23 January 2014

Inheritance—the ultimate free lunch

Watching Jon Stewart the other night brilliantly satirizing American right-wingers' laments about the poor exploiting social justice programs for a "free lunch," I was disappointed that he failed to mention the greatest free lunch of them all.

Ironically, while "there's no free lunch" is one of our favourite expressions, down through history most land, property and political power has been gained not by merit, not by the sweat of one's brow, but by that magnificent free lunch known as inheritance. The recipients of the great part of society's wealth and power have long been benefactors of nothing more than being born into the right family. In the case of diverse kings, aristocrats, and inheritors of great fortunes the largesse has been more banquet than lunch.

Since the Industrial Revolution, merit has increasingly replaced inheritance as the primary vehicle for obtaining both wealth and power, but the free banquet is still of great importance. Much of this country's asset base continues to lie in the hands of heirs. And even though political power is now gained primarily by merit through the democratic process, wealth has retained much influence. In the United States, great wealth has produce political dynasties such as the Roosevelts, the Kennedys and the Bushes. Power still flows through blood as well as the ballot.

Nor does wealth have to run for office to have its way. Politicians who are not rich often must genuflect to the rich to succeed. One of K.C. Irving's sons once told a premier of New Brunswick, "My father's never lost a New Brunswick election in his life." Old K.C. never ran for office but he was the richest man in the province and that was as good as being premier. And we are all familiar with ambitious British politicians pandering to press lord Rupert Murdoch and American presidential aspirants pandering to Wall Street for the funding without which they would never set foot in the White House.

We are curiously ambivalent about someone getting something for nothing. We don’t approve of it for the poor. If we must provide charity to keep them off the streets, we will, but sparingly and only until we can wean them off of it. We are concerned about the harm that handouts may due to their characters.
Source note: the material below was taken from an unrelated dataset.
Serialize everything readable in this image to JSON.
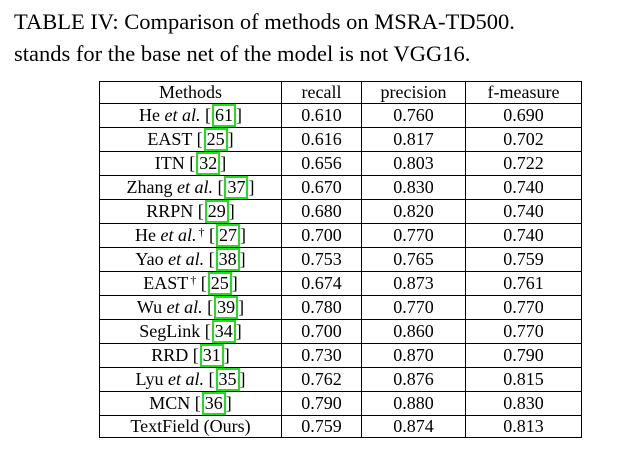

Yet we have no concern about the damage that inheritance, the most lavish handout of all, does to the characters of the rich. If we were as concerned about their characters as we are about those of the poor, and if we really believed merit should determine success in gaining either wealth or power, i.e. if we believed people should earn their rewards, we would be more determined to wean the rich off the free banquet than the poor off the free lunch.